Here come the 'Bride,' all messed up inside

 "The German Bride" by Joanna Hershon (320 pages, Ballantine)

  Rising from her makeshift bed in a porcelain bathtub, Eva Frank pulls aside the flap at the back of the covered wagon to find her husband and guide sleeping among the bodies of three slaughtered men: two scalped, one burned alive.
 
 To escape Comanches the night before, her party had driven into the night, unwittingly choosing this part of the otherwise pristine prairie as its resting spot.
 
 The scene is typical of Joanna Hershon’s third novel, "The German Bride," in which violence bulldozes its way through scenes of poignant beauty.
 
 The episode opens Eva’s eyes to the seriousness of her decision to leave her comfortable home in Berlin for the wild New World. During the rest of the trip on the Santa Fe Trail, fear blinds her to the splendor of the West, and eats away at her peace of mind.
 
 At its core, "The German Bride" is about one woman’s fight to reconcile her scandalous past and escape her guilt. But on a larger scale, the novel successfully conveys the trials of German Jewish immigrants who, in the 19th century, forwent the bustle of New York City, choosing instead to travel westward to Santa Fe.
 
 Eva is the youngest daughter of a wealthy Jewish banker. Her tranquil life in Berlin disintegrates when she falls in love with Heinrich, a non-Jewish artist commissioned to paint the portraits of her and her sister, Henriette.
 
 They begin having an affair, which continues undiscovered for some time until Henriette — married and pregnant — discovers the interfaith lovebirds. The shock induces her to go into premature labor. Before sunrise she and her infant are dead.
 
 Feeling responsible for her sister’s death, Eva decides she must leave Berlin in order to overcome her crippling guilt. She accepts the marriage proposal of Abraham Shein, an ambitious merchant who runs a company in Santa Fe with his brother and, after 10 years abroad, had returned to Germany in search of a wife.
 
 They cross the Atlantic by boat, pass through New York, take a train to St. Louis and board a ferry that deposits them on the Santa Fe Trail. The rest of their journey through this alien land is made in two rickety wagons, with a lone guide to accompany them.
 
 Life in Santa Fe is rife with contradiction and contrast. It is the formal dining room table set on Eva and Abraham’s dirt floor. It is practicing Jewish ritual in lawless Santa Fe. It is the absurdity of seeking dignity and routine in a town where donkeys wander aimlessly, trailing stench behind them.
 
 Eva’s new life toughens her, but her guilt over Henriette’s death stunts her relationships with others.

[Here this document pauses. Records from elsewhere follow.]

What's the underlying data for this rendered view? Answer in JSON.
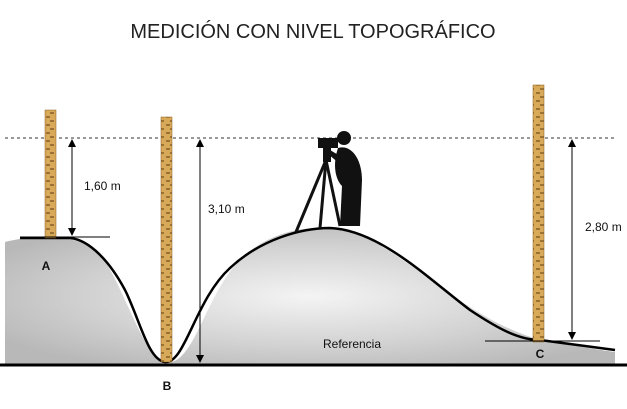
{
  "title": "MEDICIÓN CON NIVEL TOPOGRÁFICO",
  "measurements": [
    {
      "point": "A",
      "distance": "1,60 m"
    },
    {
      "point": "B",
      "distance": "3,10 m"
    },
    {
      "point": "C",
      "distance": "2,80 m"
    }
  ],
  "reference": "Referencia"
}
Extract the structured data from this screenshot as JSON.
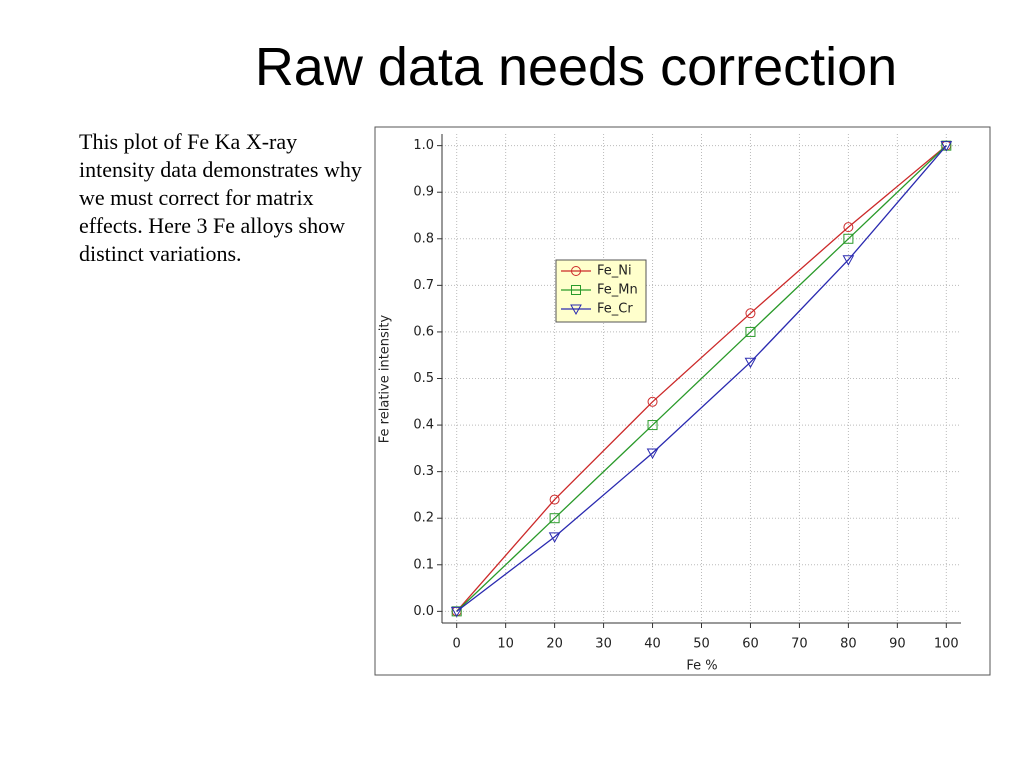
{
  "slide": {
    "title": "Raw data needs correction",
    "text": "This plot of Fe Ka X-ray intensity data demonstrates why we must correct for matrix effects. Here 3 Fe alloys show distinct variations."
  },
  "chart_data": {
    "type": "line",
    "xlabel": "Fe %",
    "ylabel": "Fe relative intensity",
    "x": [
      0,
      20,
      40,
      60,
      80,
      100
    ],
    "series": [
      {
        "name": "Fe_Ni",
        "color": "#cc2a2a",
        "marker": "circle",
        "values": [
          0,
          0.24,
          0.45,
          0.64,
          0.825,
          1.0
        ]
      },
      {
        "name": "Fe_Mn",
        "color": "#2a9a2a",
        "marker": "square",
        "values": [
          0,
          0.2,
          0.4,
          0.6,
          0.8,
          1.0
        ]
      },
      {
        "name": "Fe_Cr",
        "color": "#2a2ab0",
        "marker": "triangle-down",
        "values": [
          0,
          0.16,
          0.34,
          0.535,
          0.755,
          1.0
        ]
      }
    ],
    "xlim": [
      -3,
      103
    ],
    "ylim": [
      -0.025,
      1.025
    ],
    "xticks": [
      0,
      10,
      20,
      30,
      40,
      50,
      60,
      70,
      80,
      90,
      100
    ],
    "yticks": [
      {
        "value": 0,
        "label": "0.0"
      },
      0.1,
      0.2,
      0.3,
      0.4,
      0.5,
      0.6,
      0.7,
      0.8,
      0.9,
      {
        "value": 1,
        "label": "1.0"
      }
    ],
    "grid": true
  }
}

She shuts herself off from the intimacy of the life she left behind.
 
 The suffering in "The German Bride" can be frustrating. The endless stink of Santa Fe permeates everything: homes, beds, behaviors. One feels compelled to grab Eva by the shoulders and shake her out of her listless stupor.
 
 Her husband makes her life no easier. Alcohol fuels Abraham’s gambling habits and adulterous tendencies, and he buries himself under a growing mountain of debt. In turn, he consistently reneges on his promises to Eva.
 
 Hershon’s lyrical, assured prose raises the book from the ranks of pedestrian literature to something more profound.
 
 She writes, "The last living rose of this terrible hot summer dropped so low to the ground that Eva almost took it upon herself to chop off its withering head."
 
 Too morbid for beach reading? Perhaps. But the writing is visceral and sharp, whimsical and imaginative. It brings us back in time to another world.
 
 Though the relationships and themes are wearisome, Hershon captures the uncertainty and complexity that mark any marriage, and explores the blurry fog of emotion behind all relationships. She paints characters that are as human as the landscape is wild.
 
 The result is oddly comforting.
 
 Hershon truly understands the inner-workings of the human mind and heart. She handles her characters’ humanity with rare empathy, and withholds judgment, leaving that task to the reader — if he or she so chooses to indulge.